Aujourd’hui, j’ai fait un rêve éveillé. J’ai pensé à une ville moyenne qui se trouve quelque part. Elle se nomme Gristown. Ses habitants y déambulent, inexpressifs, et ne communiquent jamais entre eux, sauf quand ils doivent remplir un formulaire d’assurance et le faire valider. On y parle officiellement la plainte, voire la complainte, mais l’anglais y est aussi parfois entendu. Depuis 1974, on peut lire à la une de l’unique quotidien de cette cité, L’Apocalypse, « Il ne se passe rien» avec la photo d’un nuage (parfois, comme le jour de la fête nationale, on la change pour celle d’un caillou).
Il existe en tout 5 prénoms, que l’on pourrait traduire par Misère, Pourquoi? et Désoeuvrement chez les garçons et Erreur et Fatalité chez les filles. Quiconque tente de se soustraire à ce monopole nominal verra son enfant privé de prénom jusqu’à ce que le maire, un ancien abatteur de volaille, change d’avis. Cela peut parfois prendre du temps.

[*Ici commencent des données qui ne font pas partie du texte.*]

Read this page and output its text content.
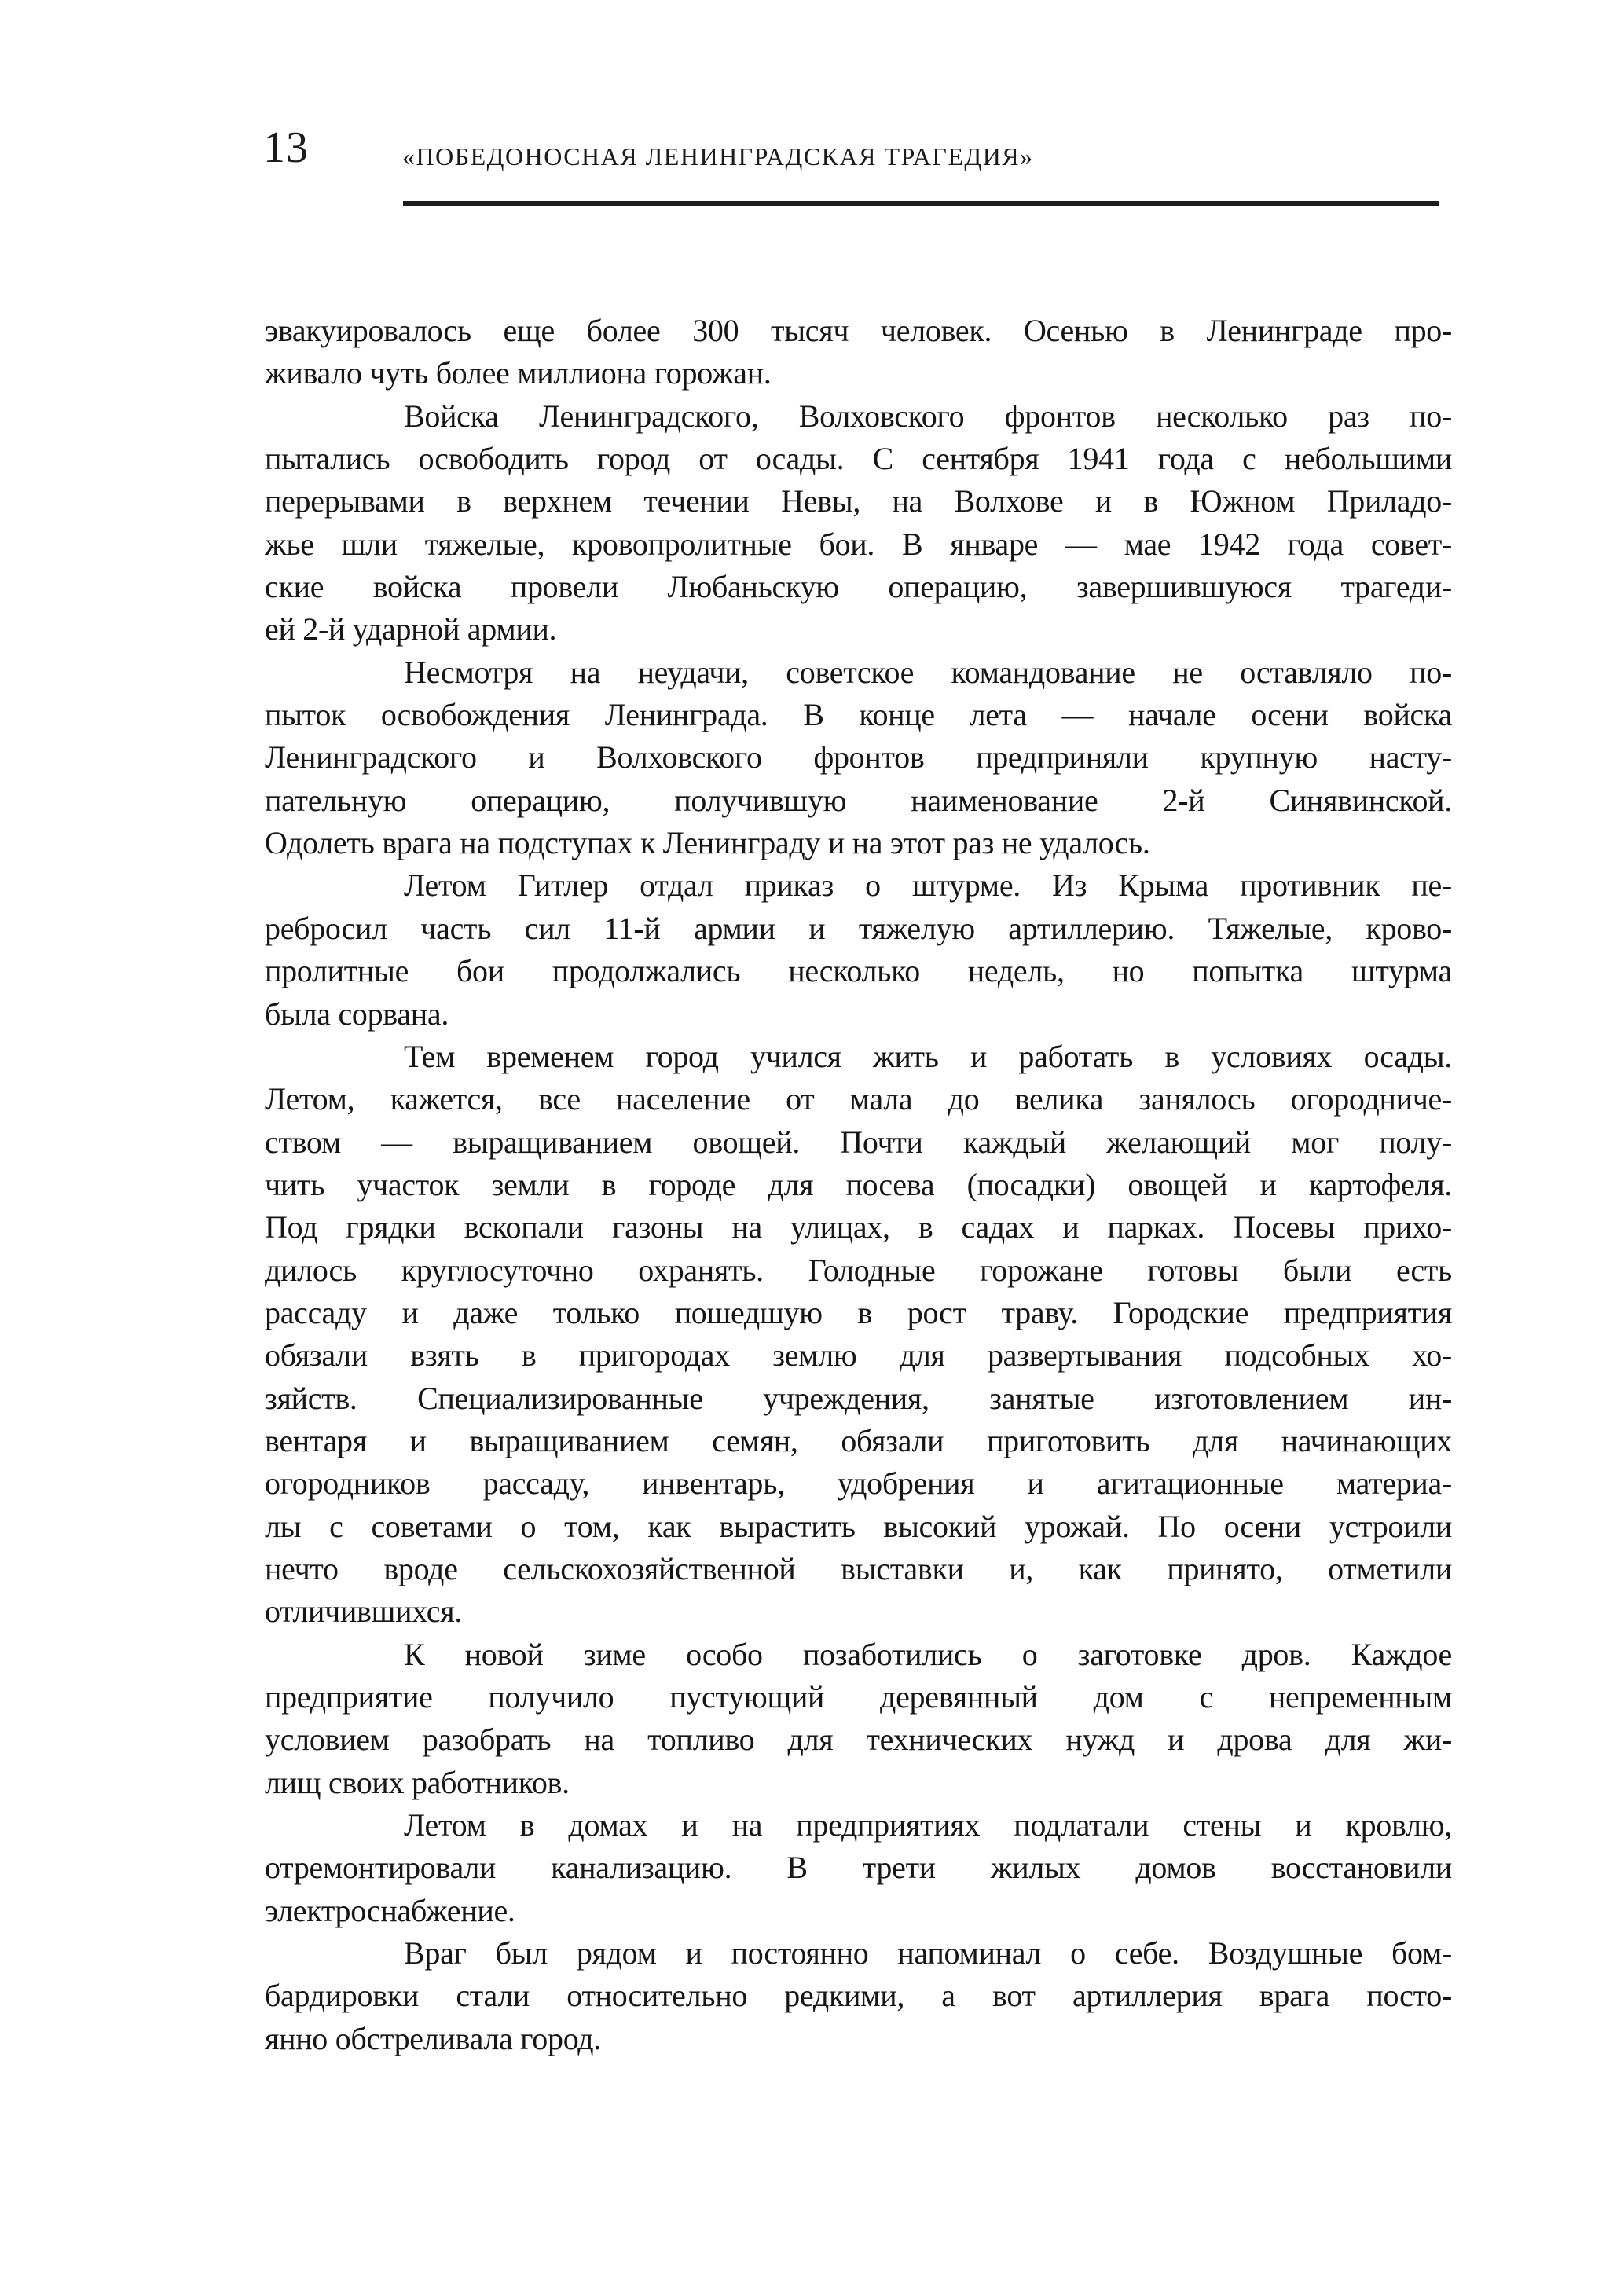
13	«ПОБЕДОНОСНАЯ ЛЕНИНГРАДСКАЯ ТРАГЕДИЯ»
эвакуировалось еще более 300 тысяч человек. Осенью в Ленинграде про-
живало чуть более миллиона горожан.
Войска Ленинградского, Волховского фронтов несколько раз по-
пытались освободить город от осады. С сентября 1941 года с небольшими
перерывами в верхнем течении Невы, на Волхове и в Южном Приладо-
жье шли тяжелые, кровопролитные бои. В январе — мае 1942 года совет-
ские войска провели Любаньскую операцию, завершившуюся трагеди-
ей 2-й ударной армии.
Несмотря на неудачи, советское командование не оставляло по-
пыток освобождения Ленинграда. В конце лета — начале осени войска
Ленинградского и Волховского фронтов предприняли крупную насту-
пательную операцию, получившую наименование 2-й Синявинской.
Одолеть врага на подступах к Ленинграду и на этот раз не удалось.
Летом Гитлер отдал приказ о штурме. Из Крыма противник пе-
ребросил часть сил 11-й армии и тяжелую артиллерию. Тяжелые, крово-
пролитные бои продолжались несколько недель, но попытка штурма
была сорвана.
Тем временем город учился жить и работать в условиях осады.
Летом, кажется, все население от мала до велика занялось огородниче-
ством — выращиванием овощей. Почти каждый желающий мог полу-
чить участок земли в городе для посева (посадки) овощей и картофеля.
Под грядки вскопали газоны на улицах, в садах и парках. Посевы прихо-
дилось круглосуточно охранять. Голодные горожане готовы были есть
рассаду и даже только пошедшую в рост траву. Городские предприятия
обязали взять в пригородах землю для развертывания подсобных хо-
зяйств. Специализированные учреждения, занятые изготовлением ин-
вентаря и выращиванием семян, обязали приготовить для начинающих
огородников рассаду, инвентарь, удобрения и агитационные материа-
лы с советами о том, как вырастить высокий урожай. По осени устроили
нечто вроде сельскохозяйственной выставки и, как принято, отметили
отличившихся.
К новой зиме особо позаботились о заготовке дров. Каждое
предприятие получило пустующий деревянный дом с непременным
условием разобрать на топливо для технических нужд и дрова для жи-
лищ своих работников.
Летом в домах и на предприятиях подлатали стены и кровлю,
отремонтировали канализацию. В трети жилых домов восстановили
электроснабжение.
Враг был рядом и постоянно напоминал о себе. Воздушные бом-
бардировки стали относительно редкими, а вот артиллерия врага посто-
янно обстреливала город.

À défaut de pouvoir recevoir les jeux olympiques à chaque année, voire 4, la ville organise de géantes séances d’auto flagellation où les participants ont le droit de troquer le fouet pour un grappin à clous usées fourni par la municipalité et ce, pour l’équivalent d’un mois de salaire en argent. À part ça, il ne se passe rien à Gristown.

S.

3 comments:

Elfassi said...

Ton peuple de gristown semble s'être mélangé entre masochisme, vide existentiel et questionnement nominal...mais très drôle quand même.

Unknown said...

J'adore!
Quand est-ce qu'on tourne le film? Je verrai bien Argento en réalisateur, et Bacri dans le role principal

P-O Grabuge said...

C'est vrai que Bacri y serait parfait. Et Bill Murray pour le remake que les Américains ne manqueront pas de faire.